Vênus opera em um fuso horário próprio, e radicalmente diferente do nosso. O planeta vizinho completa uma volta em torno de si mesmo — o chamado dia sideral — em 243 dias terrestres. O paradoxo é que seu ano, o tempo que leva para orbitar o Sol, é mais curto: apenas 225 dias. Um dia venusiano é, portanto, mais longo que um ano venusiano.
A explicação para essa anomalia temporal reside em duas características fundamentais do planeta: sua velocidade de rotação extremamente lenta e, principalmente, sua direção. Diferente da Terra e da maioria dos planetas do Sistema Solar, Vênus gira em sentido retrógrado, de leste para oeste. O resultado é que, para um hipotético observador em sua superfície, o Sol nasceria no oeste e se poria no leste.
Um relógio planetário invertido
A dinâmica orbital de Vênus cria uma distinção crucial entre o seu dia sideral e o dia solar. Enquanto o dia sideral, a rotação completa de 360 graus, leva 243 dias terrestres, o dia solar — o tempo entre um nascer do Sol e o próximo — é consideravelmente menor, com cerca de 117 dias terrestres. Essa diferença ocorre porque o planeta está se movendo em sua órbita enquanto gira lentamente para trás.
Na prática, isso se traduz em um ciclo de dia e noite de proporções épicas. Um período de luz solar contínua dura aproximadamente 58,5 dias terrestres, seguido por um período de escuridão de igual duração. É um ritmo que desafia nossa intuição, moldada pela rotação de 24 horas da Terra, e que ilustra a diversidade de configurações possíveis na formação de planetas.
O mistério da origem
Se o como o calendário de Vênus funciona é bem compreendido, o porquê de ele ter chegado a esse estado ainda é matéria de debate científico. Não há uma resposta única e comprovada. Uma das principais hipóteses, proposta ainda na década de 1970, aponta para as poderosas marés atmosféricas do planeta. A densa atmosfera venusiana, aquecida pelo Sol, poderia ter gerado um torque forte o suficiente para, ao longo de bilhões de anos, frear e até reverter a rotação original do planeta.
Outra linha de investigação considera a possibilidade de um ou mais impactos massivos durante a juventude do Sistema Solar.

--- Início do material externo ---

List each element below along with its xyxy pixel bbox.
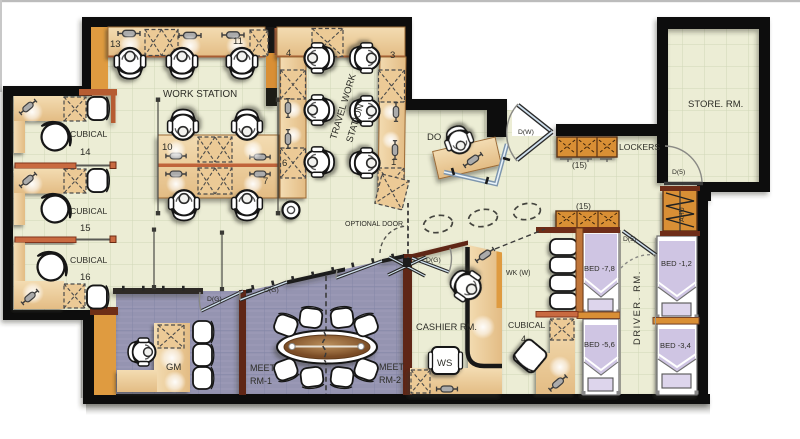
svg-text:BED -5,6: BED -5,6 bbox=[584, 340, 615, 349]
svg-text:CASHIER RM.: CASHIER RM. bbox=[416, 322, 477, 332]
svg-text:(15): (15) bbox=[572, 160, 587, 170]
svg-text:7: 7 bbox=[263, 176, 268, 187]
svg-text:WORK STATION: WORK STATION bbox=[163, 89, 237, 100]
svg-text:11: 11 bbox=[233, 36, 243, 47]
svg-text:15: 15 bbox=[80, 223, 91, 234]
svg-text:GM: GM bbox=[166, 362, 181, 373]
svg-text:1: 1 bbox=[391, 157, 396, 168]
svg-text:LOCKERS: LOCKERS bbox=[619, 142, 660, 152]
svg-text:MEET: MEET bbox=[379, 362, 405, 372]
svg-text:STORE. RM.: STORE. RM. bbox=[688, 99, 743, 110]
svg-text:D(G): D(G) bbox=[207, 296, 222, 303]
svg-text:(15): (15) bbox=[576, 201, 591, 211]
svg-text:BED -7,8: BED -7,8 bbox=[584, 264, 615, 273]
svg-text:14: 14 bbox=[80, 147, 91, 158]
svg-text:6: 6 bbox=[282, 158, 287, 169]
svg-text:13: 13 bbox=[110, 39, 121, 50]
svg-text:CUBICAL: CUBICAL bbox=[70, 129, 107, 139]
svg-text:DRIVER. RM.: DRIVER. RM. bbox=[632, 270, 642, 345]
svg-text:CUBICAL: CUBICAL bbox=[508, 320, 545, 330]
svg-text:BED -3,4: BED -3,4 bbox=[660, 341, 691, 350]
svg-text:D(W): D(W) bbox=[518, 129, 534, 136]
svg-text:WK (W): WK (W) bbox=[506, 270, 531, 277]
svg-text:D(G): D(G) bbox=[426, 257, 441, 264]
svg-text:DO: DO bbox=[427, 132, 441, 143]
svg-text:D(5): D(5) bbox=[672, 169, 685, 176]
svg-text:CUBICAL: CUBICAL bbox=[70, 206, 107, 216]
svg-text:4: 4 bbox=[521, 334, 526, 344]
svg-text:BED -1,2: BED -1,2 bbox=[661, 259, 692, 268]
svg-text:RM-2: RM-2 bbox=[379, 375, 401, 385]
svg-text:16: 16 bbox=[80, 272, 91, 283]
svg-text:4: 4 bbox=[286, 48, 291, 59]
svg-text:MEET: MEET bbox=[250, 363, 276, 373]
svg-text:D(5): D(5) bbox=[623, 236, 636, 243]
svg-text:AHU: AHU bbox=[679, 207, 686, 222]
svg-text:3: 3 bbox=[390, 50, 395, 61]
svg-text:RM-1: RM-1 bbox=[250, 376, 272, 386]
svg-text:WS: WS bbox=[437, 358, 452, 369]
svg-text:OPTIONAL DOOR: OPTIONAL DOOR bbox=[345, 221, 403, 228]
svg-text:CUBICAL: CUBICAL bbox=[70, 255, 107, 265]
svg-text:10: 10 bbox=[162, 142, 173, 153]
svg-text:D(G): D(G) bbox=[264, 287, 279, 294]
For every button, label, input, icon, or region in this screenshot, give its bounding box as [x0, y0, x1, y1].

Uma colisão com um corpo celeste de grande porte poderia ter alterado drasticamente o eixo e a velocidade de rotação de Vênus. Contudo, essa hipótese é mais difícil de comprovar e não exclui a influência de outros fatores.
O consenso atual é que a configuração de Vênus provavelmente não é fruto de um único evento, mas sim da interação complexa de múltiplas forças ao longo de sua história geológica. A gravidade do Sol, a densa atmosfera e talvez eventos caóticos primordiais se combinaram para criar o mundo com o tempo invertido que observamos hoje. Entender essa cadeia de eventos é um dos objetivos centrais das futuras missões de exploração do planeta.